En 2019, la Douma a adopté la loi FZ90, baptisée loi du « Runet souverain ». Elle prévoit de donner à l’Etat les moyens juridiques, administratifs et techniques de contrôler l’intégralité des flux de données entrant et sortant du territoire russe et, le cas échéant, de déconnecter le pays du reste du monde en cas de « menace extérieure avérée ». Plusieurs semaines après le début de l’invasion de l’Ukraine par la Russie, la déconnexion prévue par la loi de 2019 n’a toujours pas eu lieu, alors même que le pays est progressivement isolé de nombreux flux financiers, logistiques et économiques de la mondialisation soit par des sanctions, soit par l’action du gouvernement russe lui-même.
Cela ne signifie pas pour autant qu’il ne se passe rien dans le cyberespace russophone : le blocage des derniers médias indépendants du pays, de même que celui de plusieurs sites d’information occidentaux, est déjà une mesure de déconnexion de la Russie de certains flux d’informations considérés comme « indésirables » par les autorités en raison de leur couverture de l’invasion russe. De même, l’Etat a demandé à Roskomnadzor, le gendarme russe des télécommunications, de ralentir ou de bloquer certains réseaux sociaux tels que Facebook, au prétexte que ceux-ci seraient des vecteurs de « fausses informations » sur le conflit.

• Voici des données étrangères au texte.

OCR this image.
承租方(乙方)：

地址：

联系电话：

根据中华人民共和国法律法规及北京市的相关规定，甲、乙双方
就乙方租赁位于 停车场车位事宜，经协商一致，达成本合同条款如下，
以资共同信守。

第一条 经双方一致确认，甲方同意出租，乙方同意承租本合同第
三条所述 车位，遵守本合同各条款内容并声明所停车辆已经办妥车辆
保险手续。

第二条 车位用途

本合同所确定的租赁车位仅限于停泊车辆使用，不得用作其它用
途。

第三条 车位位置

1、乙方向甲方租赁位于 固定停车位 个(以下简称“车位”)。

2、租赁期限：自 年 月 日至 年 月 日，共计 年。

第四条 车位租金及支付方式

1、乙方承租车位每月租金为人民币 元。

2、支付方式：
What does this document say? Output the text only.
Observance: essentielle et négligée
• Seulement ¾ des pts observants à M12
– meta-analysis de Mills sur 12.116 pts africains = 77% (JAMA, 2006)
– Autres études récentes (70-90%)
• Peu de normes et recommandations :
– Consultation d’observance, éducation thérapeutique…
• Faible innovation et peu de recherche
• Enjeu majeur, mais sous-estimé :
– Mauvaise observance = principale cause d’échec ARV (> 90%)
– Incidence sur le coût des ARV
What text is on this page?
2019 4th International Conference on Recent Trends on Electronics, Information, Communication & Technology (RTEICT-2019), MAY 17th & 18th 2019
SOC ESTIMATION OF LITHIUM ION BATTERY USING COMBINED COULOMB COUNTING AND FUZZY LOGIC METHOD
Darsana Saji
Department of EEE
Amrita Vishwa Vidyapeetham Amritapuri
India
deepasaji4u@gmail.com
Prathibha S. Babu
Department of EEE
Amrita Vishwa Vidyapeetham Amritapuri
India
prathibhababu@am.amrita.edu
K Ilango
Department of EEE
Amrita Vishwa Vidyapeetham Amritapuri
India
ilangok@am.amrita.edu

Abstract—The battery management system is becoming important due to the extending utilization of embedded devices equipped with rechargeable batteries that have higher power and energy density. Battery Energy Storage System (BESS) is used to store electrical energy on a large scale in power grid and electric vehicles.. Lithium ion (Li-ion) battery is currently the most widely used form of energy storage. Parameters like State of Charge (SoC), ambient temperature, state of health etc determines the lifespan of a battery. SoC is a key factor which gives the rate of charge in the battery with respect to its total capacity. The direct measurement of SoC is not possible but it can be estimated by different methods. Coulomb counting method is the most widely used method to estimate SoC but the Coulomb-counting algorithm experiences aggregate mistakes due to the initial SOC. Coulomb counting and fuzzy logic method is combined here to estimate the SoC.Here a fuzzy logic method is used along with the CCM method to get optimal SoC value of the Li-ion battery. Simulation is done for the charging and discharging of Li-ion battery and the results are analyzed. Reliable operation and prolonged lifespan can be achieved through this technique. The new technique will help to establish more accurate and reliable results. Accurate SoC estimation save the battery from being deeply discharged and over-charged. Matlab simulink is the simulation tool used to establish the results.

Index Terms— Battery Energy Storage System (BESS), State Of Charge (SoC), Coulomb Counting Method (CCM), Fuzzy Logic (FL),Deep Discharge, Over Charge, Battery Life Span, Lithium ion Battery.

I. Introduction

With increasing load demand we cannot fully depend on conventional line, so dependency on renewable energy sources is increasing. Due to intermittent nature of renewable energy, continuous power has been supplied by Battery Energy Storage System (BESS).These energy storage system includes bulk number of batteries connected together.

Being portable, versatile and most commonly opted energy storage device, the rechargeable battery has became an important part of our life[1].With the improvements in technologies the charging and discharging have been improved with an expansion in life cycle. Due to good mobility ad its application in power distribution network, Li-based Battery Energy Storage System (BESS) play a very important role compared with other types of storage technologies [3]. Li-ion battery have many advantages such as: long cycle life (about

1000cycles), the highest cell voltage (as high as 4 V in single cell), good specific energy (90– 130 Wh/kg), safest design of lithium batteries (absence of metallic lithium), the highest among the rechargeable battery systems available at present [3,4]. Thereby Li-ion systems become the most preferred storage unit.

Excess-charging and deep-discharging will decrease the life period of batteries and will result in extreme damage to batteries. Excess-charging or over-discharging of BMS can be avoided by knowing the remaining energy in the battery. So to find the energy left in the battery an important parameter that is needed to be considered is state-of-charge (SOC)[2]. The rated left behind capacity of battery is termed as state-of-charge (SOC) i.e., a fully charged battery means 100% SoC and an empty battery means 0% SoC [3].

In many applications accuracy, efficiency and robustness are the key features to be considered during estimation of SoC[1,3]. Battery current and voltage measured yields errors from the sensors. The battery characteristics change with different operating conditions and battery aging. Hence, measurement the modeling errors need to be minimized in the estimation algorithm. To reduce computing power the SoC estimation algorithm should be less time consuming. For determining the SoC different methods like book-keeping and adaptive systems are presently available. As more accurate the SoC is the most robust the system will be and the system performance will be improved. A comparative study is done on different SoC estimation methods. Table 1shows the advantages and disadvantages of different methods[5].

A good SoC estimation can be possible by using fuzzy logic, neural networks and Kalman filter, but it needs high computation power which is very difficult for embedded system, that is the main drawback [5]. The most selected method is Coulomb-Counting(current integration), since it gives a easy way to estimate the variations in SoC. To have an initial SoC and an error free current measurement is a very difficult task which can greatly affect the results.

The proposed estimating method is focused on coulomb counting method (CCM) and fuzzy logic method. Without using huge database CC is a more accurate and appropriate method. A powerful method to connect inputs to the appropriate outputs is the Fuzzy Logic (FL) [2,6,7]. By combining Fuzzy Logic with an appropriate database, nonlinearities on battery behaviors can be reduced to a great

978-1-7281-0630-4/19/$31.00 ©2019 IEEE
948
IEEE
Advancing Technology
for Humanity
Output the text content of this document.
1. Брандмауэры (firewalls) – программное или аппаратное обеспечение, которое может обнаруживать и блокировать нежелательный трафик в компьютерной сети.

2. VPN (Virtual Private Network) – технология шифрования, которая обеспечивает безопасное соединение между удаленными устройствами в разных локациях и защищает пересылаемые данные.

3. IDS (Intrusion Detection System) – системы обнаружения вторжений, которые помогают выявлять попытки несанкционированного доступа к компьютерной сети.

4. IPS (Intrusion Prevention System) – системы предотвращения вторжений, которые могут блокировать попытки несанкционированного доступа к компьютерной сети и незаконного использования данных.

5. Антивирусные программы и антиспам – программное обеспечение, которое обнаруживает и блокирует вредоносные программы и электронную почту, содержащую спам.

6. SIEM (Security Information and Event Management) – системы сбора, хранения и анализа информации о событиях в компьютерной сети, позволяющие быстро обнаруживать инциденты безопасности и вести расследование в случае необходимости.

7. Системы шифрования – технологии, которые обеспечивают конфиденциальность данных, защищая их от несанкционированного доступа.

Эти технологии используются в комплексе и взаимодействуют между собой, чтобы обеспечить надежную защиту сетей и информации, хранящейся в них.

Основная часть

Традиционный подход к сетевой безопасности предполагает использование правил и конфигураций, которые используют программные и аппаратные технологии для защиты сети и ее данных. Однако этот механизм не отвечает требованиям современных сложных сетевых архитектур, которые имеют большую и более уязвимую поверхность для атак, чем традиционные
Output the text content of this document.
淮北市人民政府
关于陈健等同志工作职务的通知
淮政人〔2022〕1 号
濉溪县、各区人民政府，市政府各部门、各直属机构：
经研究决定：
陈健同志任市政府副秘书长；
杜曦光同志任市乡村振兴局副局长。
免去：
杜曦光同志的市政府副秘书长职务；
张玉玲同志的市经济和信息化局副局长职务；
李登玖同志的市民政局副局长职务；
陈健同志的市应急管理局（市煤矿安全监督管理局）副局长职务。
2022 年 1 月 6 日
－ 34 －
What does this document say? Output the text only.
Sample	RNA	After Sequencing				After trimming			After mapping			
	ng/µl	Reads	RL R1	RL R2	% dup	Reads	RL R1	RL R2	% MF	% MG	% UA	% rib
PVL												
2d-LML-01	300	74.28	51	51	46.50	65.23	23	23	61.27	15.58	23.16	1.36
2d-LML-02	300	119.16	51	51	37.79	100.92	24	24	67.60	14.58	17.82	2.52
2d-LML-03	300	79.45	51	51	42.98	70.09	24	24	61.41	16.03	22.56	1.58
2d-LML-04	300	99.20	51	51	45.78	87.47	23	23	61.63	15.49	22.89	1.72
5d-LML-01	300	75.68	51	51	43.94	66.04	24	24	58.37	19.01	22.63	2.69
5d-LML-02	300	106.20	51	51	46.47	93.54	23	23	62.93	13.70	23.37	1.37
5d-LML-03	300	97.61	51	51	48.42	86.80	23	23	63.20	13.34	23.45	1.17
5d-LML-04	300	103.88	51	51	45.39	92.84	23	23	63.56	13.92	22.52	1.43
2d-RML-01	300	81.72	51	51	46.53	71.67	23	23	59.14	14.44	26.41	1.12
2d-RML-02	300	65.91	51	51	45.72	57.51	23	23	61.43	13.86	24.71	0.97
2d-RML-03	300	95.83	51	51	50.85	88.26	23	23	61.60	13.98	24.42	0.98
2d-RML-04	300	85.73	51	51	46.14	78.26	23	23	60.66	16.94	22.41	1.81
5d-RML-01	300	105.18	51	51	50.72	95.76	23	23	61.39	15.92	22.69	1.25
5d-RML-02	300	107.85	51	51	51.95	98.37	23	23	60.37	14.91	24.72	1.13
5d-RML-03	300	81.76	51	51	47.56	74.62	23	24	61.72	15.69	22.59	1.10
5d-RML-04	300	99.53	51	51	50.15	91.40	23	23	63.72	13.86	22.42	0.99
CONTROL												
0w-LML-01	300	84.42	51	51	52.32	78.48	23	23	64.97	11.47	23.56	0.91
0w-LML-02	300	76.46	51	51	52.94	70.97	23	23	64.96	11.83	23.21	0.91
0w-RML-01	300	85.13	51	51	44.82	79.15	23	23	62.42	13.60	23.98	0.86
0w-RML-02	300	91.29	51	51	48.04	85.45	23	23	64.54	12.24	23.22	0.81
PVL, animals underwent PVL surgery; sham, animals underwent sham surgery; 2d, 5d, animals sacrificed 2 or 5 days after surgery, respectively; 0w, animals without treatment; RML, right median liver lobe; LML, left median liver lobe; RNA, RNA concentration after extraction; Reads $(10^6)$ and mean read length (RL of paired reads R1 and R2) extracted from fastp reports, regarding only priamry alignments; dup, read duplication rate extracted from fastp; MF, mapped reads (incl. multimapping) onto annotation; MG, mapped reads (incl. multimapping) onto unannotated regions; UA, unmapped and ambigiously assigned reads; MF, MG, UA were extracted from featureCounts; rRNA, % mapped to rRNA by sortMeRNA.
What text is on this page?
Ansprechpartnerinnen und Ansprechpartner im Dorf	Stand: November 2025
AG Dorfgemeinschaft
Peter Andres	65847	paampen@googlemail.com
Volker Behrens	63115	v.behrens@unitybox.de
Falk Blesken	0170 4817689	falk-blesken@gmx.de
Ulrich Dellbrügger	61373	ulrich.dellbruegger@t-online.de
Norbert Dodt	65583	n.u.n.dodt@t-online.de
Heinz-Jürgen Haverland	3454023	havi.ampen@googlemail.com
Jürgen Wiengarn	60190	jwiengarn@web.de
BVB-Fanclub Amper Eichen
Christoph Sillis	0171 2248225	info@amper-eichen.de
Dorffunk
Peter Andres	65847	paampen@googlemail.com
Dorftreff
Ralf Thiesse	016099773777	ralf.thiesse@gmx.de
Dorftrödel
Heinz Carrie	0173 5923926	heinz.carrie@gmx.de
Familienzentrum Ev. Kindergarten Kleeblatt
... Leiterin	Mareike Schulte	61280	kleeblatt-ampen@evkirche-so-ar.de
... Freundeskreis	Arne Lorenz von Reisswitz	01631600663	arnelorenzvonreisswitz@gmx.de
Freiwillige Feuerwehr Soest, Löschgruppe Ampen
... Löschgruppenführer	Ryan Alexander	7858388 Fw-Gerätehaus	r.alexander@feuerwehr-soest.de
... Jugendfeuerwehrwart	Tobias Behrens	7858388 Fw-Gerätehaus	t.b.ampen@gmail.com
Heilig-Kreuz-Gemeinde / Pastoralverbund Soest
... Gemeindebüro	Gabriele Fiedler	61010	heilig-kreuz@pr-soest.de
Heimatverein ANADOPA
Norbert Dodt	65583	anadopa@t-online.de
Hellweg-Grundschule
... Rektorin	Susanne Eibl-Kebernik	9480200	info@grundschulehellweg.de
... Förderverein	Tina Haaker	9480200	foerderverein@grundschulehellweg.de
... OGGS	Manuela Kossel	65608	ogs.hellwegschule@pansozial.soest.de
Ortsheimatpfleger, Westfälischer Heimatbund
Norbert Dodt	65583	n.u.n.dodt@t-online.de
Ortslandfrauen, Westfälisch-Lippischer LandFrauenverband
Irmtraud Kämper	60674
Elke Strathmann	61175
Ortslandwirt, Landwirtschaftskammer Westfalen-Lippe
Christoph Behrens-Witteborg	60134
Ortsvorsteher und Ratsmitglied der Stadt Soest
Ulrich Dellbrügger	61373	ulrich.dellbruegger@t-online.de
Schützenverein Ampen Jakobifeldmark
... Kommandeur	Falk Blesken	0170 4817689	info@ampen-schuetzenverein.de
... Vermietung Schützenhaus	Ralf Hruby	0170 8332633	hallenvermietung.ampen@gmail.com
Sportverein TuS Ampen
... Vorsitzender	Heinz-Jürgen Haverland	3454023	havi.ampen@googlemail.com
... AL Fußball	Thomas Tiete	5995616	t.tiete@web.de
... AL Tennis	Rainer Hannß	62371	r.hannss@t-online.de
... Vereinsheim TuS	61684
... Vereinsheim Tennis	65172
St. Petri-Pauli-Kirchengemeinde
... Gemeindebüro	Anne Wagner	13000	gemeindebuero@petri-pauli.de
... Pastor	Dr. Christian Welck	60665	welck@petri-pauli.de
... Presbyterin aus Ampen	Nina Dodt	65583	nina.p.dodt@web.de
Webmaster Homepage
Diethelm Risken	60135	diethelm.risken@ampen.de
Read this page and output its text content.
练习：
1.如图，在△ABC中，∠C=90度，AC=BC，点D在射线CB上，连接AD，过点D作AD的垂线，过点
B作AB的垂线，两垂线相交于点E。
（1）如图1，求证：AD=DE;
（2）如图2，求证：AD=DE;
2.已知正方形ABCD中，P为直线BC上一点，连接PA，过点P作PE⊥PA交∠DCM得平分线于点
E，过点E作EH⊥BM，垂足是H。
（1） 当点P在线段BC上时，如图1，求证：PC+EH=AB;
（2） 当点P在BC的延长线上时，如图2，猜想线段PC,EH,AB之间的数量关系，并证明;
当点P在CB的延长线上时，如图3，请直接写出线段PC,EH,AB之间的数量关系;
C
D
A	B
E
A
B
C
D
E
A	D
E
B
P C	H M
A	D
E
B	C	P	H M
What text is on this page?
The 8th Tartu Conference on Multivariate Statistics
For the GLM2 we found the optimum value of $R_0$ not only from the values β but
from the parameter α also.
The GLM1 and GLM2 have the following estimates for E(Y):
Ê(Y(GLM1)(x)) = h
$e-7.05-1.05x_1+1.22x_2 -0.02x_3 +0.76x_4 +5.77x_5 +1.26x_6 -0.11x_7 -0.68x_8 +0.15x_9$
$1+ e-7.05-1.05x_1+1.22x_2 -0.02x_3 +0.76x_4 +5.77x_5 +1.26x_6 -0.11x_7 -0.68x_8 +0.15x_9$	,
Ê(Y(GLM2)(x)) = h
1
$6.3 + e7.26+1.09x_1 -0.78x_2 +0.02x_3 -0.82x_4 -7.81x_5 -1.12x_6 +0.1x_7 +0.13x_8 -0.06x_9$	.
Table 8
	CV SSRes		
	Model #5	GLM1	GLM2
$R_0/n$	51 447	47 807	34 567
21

Catastrophiques en termes de liberté d’expression et d’information, ces mesures constituent la suite logique des politiques de censure progressivement établies par les autorités depuis de nombreuses années. Il n’y a pourtant là aucune innovation majeure, mais plutôt une accélération spectaculaire du long mouvement qui vise à déconnecter l’espace informationnel russe de celui des pays occidentaux. D’ailleurs, et même si cela reste anecdotique à l’échelle de l’ensemble la population russe, des solutions de contournement de cette censure numérique existent : la massification des VPN, ou l’utilisation du réseau TOR, conseillée par exemple par la BBC à ses lecteurs situés en Russie où le média est bloqué, permet pour l’instant de dépasser bien des restrictions – du moins pour celles et ceux qui disposent des connaissances techniques nécessaires.
Ces éléments de censures sont pourtant bien loin de la fameuse déconnexion voulue par la loi de 2019. Car si elle venait à survenir, aucun VPN ni aucune ruse numérique ne suffirait à contourner un tel blocage. Les flux de données seraient interrompus ou filtrés à des niveaux qui laisseraient peu de marge de manœuvre au contournement d’un tel « rideau de fer » numérique. Cet article a pour objectif d’exposer les origines, principes, perspectives et surtout limites de la stratégie portée par la loi de 2019 de « frontiérisation » de l’Internet russe. En effet, la Russie semble ne pas (encore) être capable d’opérer une telle déconnexion, notamment pour des raisons structurelles qui ont trait à l’histoire et à la géographie du pays, de même qu’à l’architecture particulière de son réseau Internet.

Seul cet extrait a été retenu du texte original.